Un video que comenzó a circular en redes sociales ha provocado una intensa reacción entre usuarios, luego de que una estudiante reconociera, frente a la cámara, que la acusación que había realizado contra un maestro no era verdadera.

En la grabación, la joven —cuya identidad se reserva por tratarse de una menor de edad— sostiene que actuó durante un momento de enojo después de reprobar una materia. Según su propio relato, consideró injusta la calificación que recibió y aseguró que la situación también involucró a una de sus compañeras. Sin embargo, terminó por admitir que lo que había dicho sobre el docente fue inventado.
La declaración ha causado indignación por la gravedad de una acusación de esta naturaleza.

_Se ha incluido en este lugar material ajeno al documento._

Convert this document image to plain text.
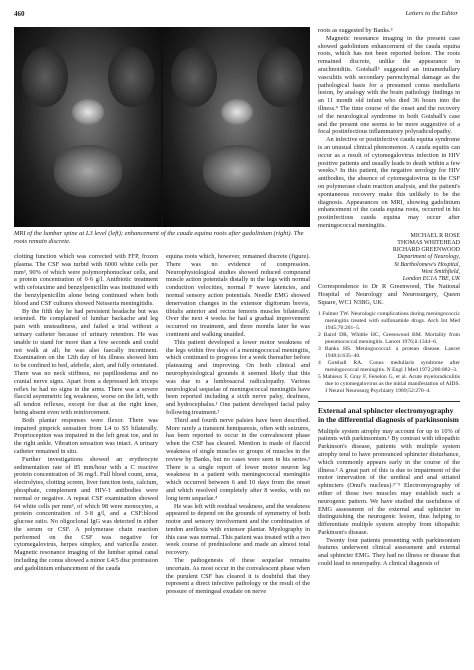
460	Letters to the Editor
MRI of the lumbar spine at L3 level (left); enhancement of the cauda equina roots after gadolinium (right). The roots remain discrete.

clotting function which was corrected with FFP, frozen plasma. The CSF was turbid with 6000 white cells per mm³, 90% of which were polymorphonuclear cells, and a protein concentration of 0·6 g/l. Antibiotic treatment with cefotaxime and benzylpenicillin was instituted with the benzylpenicillin alone being continued when both blood and CSF cultures showed Neisseria meningitidis.

By the fifth day he had persistent headache but was oriented. He complained of lumbar backache and leg pain with unsteadiness, and failed a trial without a urinary catheter because of urinary retention. He was unable to stand for more than a few seconds and could not walk at all; he was also faecally incontinent. Examination on the 12th day of his illness showed him to be confined to bed, afebrile, alert, and fully orientated. There was no neck stiffness, no papilloedema and no cranial nerve signs. Apart from a depressed left triceps reflex he had no signs in the arms. There was a severe flaccid asymmetric leg weakness, worse on the left, with all tendon reflexes, except for that at the right knee, being absent even with reinforcement.

Both plantar responses were flexor. There was impaired pinprick sensation from L4 to S5 bilaterally. Proprioception was impaired in the left great toe, and in the right ankle. Vibration sensation was intact. A urinary catheter remained in situ.

Further investigations showed an erythrocyte sedimentation rate of 85 mm/hour with a C reactive protein concentration of 36 mg/l. Full blood count, urea, electrolytes, clotting screen, liver function tests, calcium, phosphate, complement and HIV-1 antibodies were normal or negative. A repeat CSF examination showed 64 white cells per mm³, of which 98 were monocytes, a protein concentration of 3·8 g/l, and a CSF:blood glucose ratio. No oligoclonal IgG was detected in either the serum or CSF. A polymerase chain reaction performed on the CSF was negative for cytomegalovirus, herpes simplex, and varicella zoster. Magnetic resonance imaging of the lumbar spinal canal including the conus showed a minor L4/5 disc protrusion and gadolinium enhancement of the cauda

equina roots which, however, remained discrete (figure). There was no evidence of compression. Neurophysiological studies showed reduced compound muscle action potentials distally in the legs with normal conduction velocities, normal F wave latencies, and normal sensory action potentials. Needle EMG showed denervation changes in the extensor digitorum brevis, tibialis anterior and rectus femoris muscles bilaterally. Over the next 4 weeks he had a gradual improvement occurred on treatment, and three months later he was continent and walking unaided.

This patient developed a lower motor weakness of the legs within five days of a meningococcal meningitis, which continued to progress for a week thereafter before plateauing and improving. On both clinical and neurophysiological grounds it seemed likely that this was due to a lumbosacral radiculopathy. Various neurological sequelae of meningococcal meningitis have been reported including a sixth nerve palsy, deafness, and hydrocephalus.¹ One patient developed facial palsy following treatment.²

Third and fourth nerve palsies have been described. More rarely a transient hemiparesis, often with seizures, has been reported to occur in the convalescent phase when the CSF has cleared. Mention is made of flaccid weakness of single muscles or groups of muscles in the review by Banks, but no cases were seen in his series.³ There is a single report of lower motor neuron leg weakness in a patient with meningococcal meningitis which occurred between 6 and 10 days from the onset and which resolved completely after 8 weeks, with no long term sequelae.⁴

He was left with residual weakness, and the weakness appeared to depend on the grounds of symmetry of both motor and sensory involvement and the combination of tendon areflexia with extensor plantar. Myelography in this case was normal. This patient was treated with a two week course of prednisolone and made an almost total recovery.

The pathogenesis of these sequelae remains uncertain. As most occur in the convalescent phase when the purulent CSF has cleared it is doubtful that they represent a direct infective pathology or the result of the pressure of meningeal exudate on nerve

roots as suggested by Banks.³

Magnetic resonance imaging in the present case showed gadolinium enhancement of the cauda equina roots, which has not been reported before. The roots remained discrete, unlike the appearance in arachnoiditis. Gotshall⁵ suggested an intramedullary vasculitis with secondary parenchymal damage as the pathological basis for a presumed conus medullaris lesion, by analogy with the brain pathology findings in an 11 month old infant who died 36 hours into the illness.⁴ The time course of the onset and the recovery of the neurological syndrome in both Gotshall's case and the present one seems to be more suggestive of a focal postinfectious inflammatory polyradiculopathy.

An infective or postinfective cauda equina syndrome is an unusual clinical phenomenon. A cauda equitis can occur as a result of cytomegalovirus infection in HIV positive patients and usually leads to death within a few weeks.⁵ In this patient, the negative serology for HIV antibodies, the absence of cytomegalovirus in the CSF on polymerase chain reaction analysis, and the patient's spontaneous recovery make this unlikely to be the diagnosis. Appearances on MRI, showing gadolinium enhancement of the cauda equina roots, occurred in his postinfectious cauda equina may occur after meningococcal meningitis.

MICHAEL R ROSE
THOMAS WHITEHEAD
RICHARD GREENWOOD
Department of Neurology,
St Bartholomew's Hospital,
West Smithfield,
London EC1A 7BE, UK

Correspondence to Dr R Greenwood, The National Hospital of Neurology and Neurosurgery, Queen Square, WC1 N3BG, UK.

1 Fulmer TW. Neurologic complications during meningococcic meningitis treated with sulfonamide drugs. Arch Int Med 1945;76:201–5.
2 Baird DR, Whittle HC, Greenwood BM. Mortality from pneumococcal meningitis. Lancet 1976;ii:1344–6.
3 Banks HS. Meningococcal: a protean disease. Lancet 1948;ii:635–40.
4 Gotshall RA. Conus medullaris syndrome after meningococcal meningitis. N Engl J Med 1972;286:882–3.
5 Mahieux F, Gray F, Fenelon G, et al. Acute myeloradiculitis due to cytomegalovirus as the initial manifestation of AIDS. J Neurol Neurosurg Psychiatry 1989;52:270–4.
External anal sphincter electromyography in the differential diagnosis of parkinsonism

Multiple system atrophy may account for up to 10% of patients with parkinsonism.¹ By contrast with idiopathic Parkinson's disease, patients with multiple system atrophy tend to have pronounced sphincter disturbance, which commonly appears early in the course of the illness.² A great part of this is due to impairment of the motor innervation of the urethral and anal striated sphincters (Onuf's nucleus).³⁻⁵ Electromyography of either of those two muscles may establish such a neurogenic pattern. We have studied the usefulness of EMG assessment of the external anal sphincter in distinguishing the neurogenic lesion, thus helping to differentiate multiple system atrophy from idiopathic Parkinson's disease.

Twenty four patients presenting with parkinsonism features underwent clinical assessment and external anal sphincter EMG. They had no illness or disease that could lead to neuropathy. A clinical diagnosis of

Una denuncia falsa puede tener consecuencias devastadoras: afecta la reputación, el trabajo, la estabilidad emocional y la vida familiar de la persona señalada, incluso antes de que una autoridad determine si existen o no elementos que acrediten un delito.
🖤🕊️ "En un momento dejaré este plano existencial". Con ese mensaje se despidió Alberto Israel Jasso Cruz, profesor del IEMS en la CDMX.

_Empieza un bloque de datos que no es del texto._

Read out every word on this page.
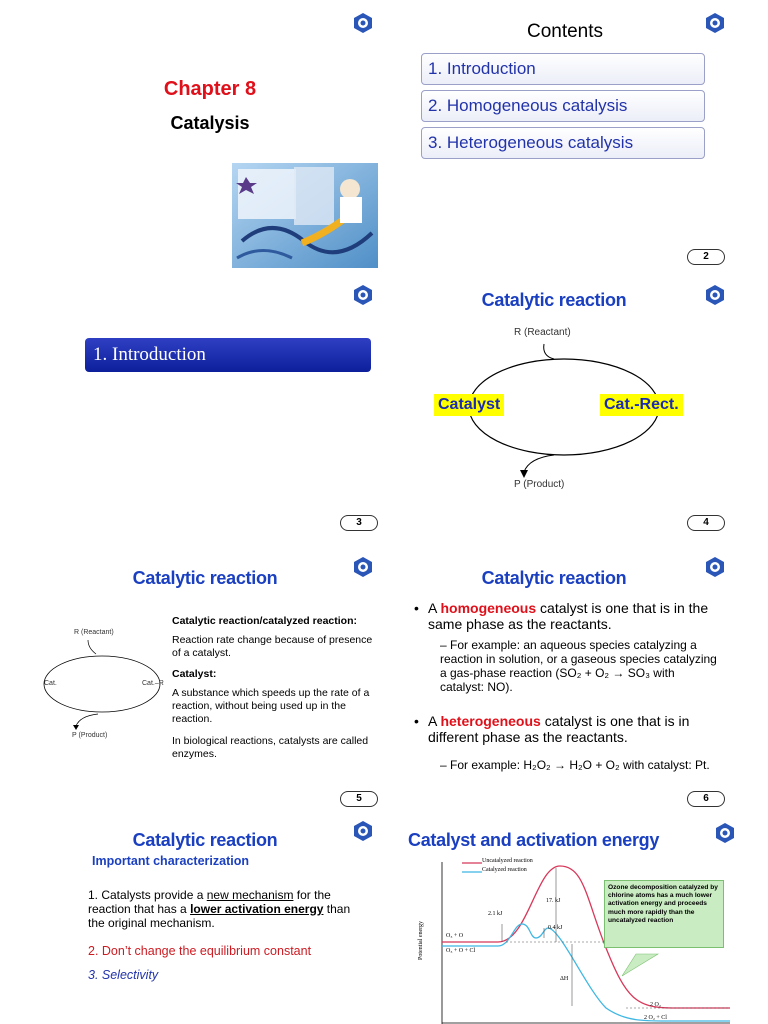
Chapter 8
Catalysis
Contents
1. Introduction
2. Homogeneous catalysis
3. Heterogeneous catalysis
2
1. Introduction
3
Catalytic reaction
R (Reactant)
P (Product)
Catalyst	Cat.-Rect.
4
Catalytic reaction
R (Reactant)
P (Product)
Cat.	Cat.–R
Catalytic reaction/catalyzed reaction:
Reaction rate change because of presence of a catalyst.
Catalyst:
A substance which speeds up the rate of a reaction, without being used up in the reaction.
In biological reactions, catalysts are called enzymes.
5
Catalytic reaction
• A homogeneous catalyst is one that is in the same phase as the reactants.
– For example: an aqueous species catalyzing a reaction in solution, or a gaseous species catalyzing a gas-phase reaction (SO₂ + O₂ → SO₃ with catalyst: NO).
• A heterogeneous catalyst is one that is in different phase as the reactants.
– For example: H₂O₂ → H₂O + O₂ with catalyst: Pt.
6
Catalytic reaction
Important characterization
1. Catalysts provide a new mechanism for the reaction that has a lower activation energy than the original mechanism.
2. Don’t change the equilibrium constant
3. Selectivity
Catalyst and activation energy
Uncatalyzed reaction
Catalyzed reaction
2.1 kJ
17. kJ
0.4 kJ
O₃ + O
O₃ + O + Cl
ΔH
2 O₂
2 O₂ + Cl
Potential energy
Ozone decomposition catalyzed by chlorine atoms has a much lower activation energy and proceeds much more rapidly than the uncatalyzed reaction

El docente enfrentaba una denuncia por presunto acoso sexual y, antes de morir, afirmó que fue víctima de un proceso sin presunción de… pic.twitter.com/3zjrcMOpiA
— Luis Gabriel Velázquez (@soyluisgabriel1) July 23, 2026
En el video, la estudiante afirma que habla “desde el fondo de su corazón” y con sinceridad al reconocer que la versión difundida inicialmente no era cierta. Para muchos internautas, la confesión no ha sido recibida únicamente como una retractación, sino como un recordatorio de que detrás de cada acusación hay personas cuyas vidas pueden cambiar en cuestión de horas.
Tras la viralización del material, surgieron comparaciones con el caso del profesor Alberto Israel Jasso Cruz, quien falleció después de enfrentar una denuncia por presunto abuso sexual y de expresar públicamente críticas al sistema de justicia. No obstante, hasta el momento no existe información oficial que confirme que ambos asuntos estén relacionados.
Las identidades de las alumnas mencionadas en ambos casos no coinciden y los hechos corresponden a contextos distintos. Por ello, presentar el video como una prueba o una explicación de lo ocurrido con el profesor Jasso Cruz sería irresponsable y podría desinformar.

Lo que sí vuelve a quedar expuesto es la enorme responsabilidad que implica acusar a alguien. Las denuncias deben investigarse con seriedad, sensibilidad y apego a la ley; pero también se debe proteger el derecho al debido proceso y a la presunción de inocencia de cualquier persona señalada.
Una acusación no puede convertirse en sentencia pública sin investigación. Porque cuando la verdad llega tarde, el daño puede ser irreparable.